By Alexandrianna De La Cerda
That’s so gay!” a teen shouted to his friend who was discussing what product he felt was best for his skin. The word “gay” is often used as an insult to boys and men when they do anything out of the manly ordinary. Many guys tend to use this phrase when they feel their masculinity has been lost or threatened. In a survey conducted by the Association of Teachers and Lecturers, 83% of teachers most frequently hear the word “gay” being used as a insult by students.
But what is that triggers the insult? Wearing certain colors like pink or purple, having a proper hygiene routine, certain body language, and other behaviors that deviate from the masculine norm can make males seem like less of a man. Homophobia is also often a result of the expectations of masculinity that are projected on males in a society which expects nothing less than the stereotype of a man.
The stereotype that men are providers for the family, strong and masculine, stoic, and everything in between, is still present to this day. This puts pressure on men and boys and restricts what they can and cannot do, which has caused backlash on the way men act and react today.
This continued stereotype has caused masculinity to become fragile because men are afraid of being seen as effeminate or gay in the eyes of society.

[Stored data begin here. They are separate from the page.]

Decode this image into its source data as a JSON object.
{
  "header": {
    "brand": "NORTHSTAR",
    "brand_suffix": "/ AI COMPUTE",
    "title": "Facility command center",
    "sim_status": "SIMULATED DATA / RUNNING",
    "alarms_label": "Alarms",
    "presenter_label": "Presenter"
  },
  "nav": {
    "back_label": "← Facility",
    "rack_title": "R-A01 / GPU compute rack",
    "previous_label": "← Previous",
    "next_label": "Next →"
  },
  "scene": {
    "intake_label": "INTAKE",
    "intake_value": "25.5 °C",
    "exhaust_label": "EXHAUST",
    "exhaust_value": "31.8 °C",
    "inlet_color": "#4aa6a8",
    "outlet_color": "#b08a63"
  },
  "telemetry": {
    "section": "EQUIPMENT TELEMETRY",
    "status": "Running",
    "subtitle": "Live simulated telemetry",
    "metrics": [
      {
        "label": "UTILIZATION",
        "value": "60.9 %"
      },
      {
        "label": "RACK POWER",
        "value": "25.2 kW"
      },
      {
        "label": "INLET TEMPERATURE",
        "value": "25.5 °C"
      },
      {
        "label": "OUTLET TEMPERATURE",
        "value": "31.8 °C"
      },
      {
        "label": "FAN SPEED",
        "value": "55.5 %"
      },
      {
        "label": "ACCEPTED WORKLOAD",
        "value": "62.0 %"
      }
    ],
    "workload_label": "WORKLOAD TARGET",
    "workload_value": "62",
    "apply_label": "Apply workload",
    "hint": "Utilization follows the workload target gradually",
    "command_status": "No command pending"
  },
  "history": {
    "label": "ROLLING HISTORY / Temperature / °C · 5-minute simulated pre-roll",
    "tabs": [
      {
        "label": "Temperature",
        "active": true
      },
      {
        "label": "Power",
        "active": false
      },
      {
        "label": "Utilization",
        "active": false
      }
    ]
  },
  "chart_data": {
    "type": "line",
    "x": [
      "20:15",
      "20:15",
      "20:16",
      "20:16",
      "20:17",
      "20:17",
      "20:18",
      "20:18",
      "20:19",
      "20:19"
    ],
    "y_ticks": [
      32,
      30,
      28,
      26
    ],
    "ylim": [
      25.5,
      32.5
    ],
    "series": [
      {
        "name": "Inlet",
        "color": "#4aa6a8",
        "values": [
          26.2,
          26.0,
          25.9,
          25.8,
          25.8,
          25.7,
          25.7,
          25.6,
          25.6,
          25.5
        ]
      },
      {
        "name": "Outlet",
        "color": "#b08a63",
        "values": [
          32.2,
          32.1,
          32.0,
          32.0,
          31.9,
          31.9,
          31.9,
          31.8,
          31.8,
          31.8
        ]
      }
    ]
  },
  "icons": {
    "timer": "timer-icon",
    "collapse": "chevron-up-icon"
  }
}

The stigma has become so strong that men may fail to keep both their physical and mental states healthy for fear of being seen as womanly. Programs such as mantherapy.org have even been developed to convince men that it’s okay to take care of themselves.
Masculinity to men is so sensitive that certain self-care products have to add a “for men” on their products to make it seem less feminine to care for one’s body. From “man-sized” Kleenex tissues to loofahs being called “detailer shower tools,” there are scores of products that are now gendered to convince men that hygiene can be manly too.
But what has caused males to be so afraid to break the stereotype of men as uncaring in order to take care of themselves?
Some men tend to repress their true emotions thus leading to frustration, depression, aggression, etc. Studies show that men take their own lives at a rate nearly four times higher than women and are far less likely to seek help when feeling depressed, according to The Lancet Psychiatry. Therefore, by suppressing their supposed femininity, men are often more susceptible to the emotion they fear showing.
“My male clients desperately want to connect with friends, lovers, and family in a very real way. But often they have no model of what that looks like and how to do it,” psychologist and author Sile Walsh said.
The manly stigma has become an unhealthy set of rules that should be overcome in order to allow both men and women to live any way they please. If not, men will continue to live lives limited by unfair societal norms. It is time to fight double standards for both men and women together. Feminine and masculine are just words, words that should not define health and hygiene.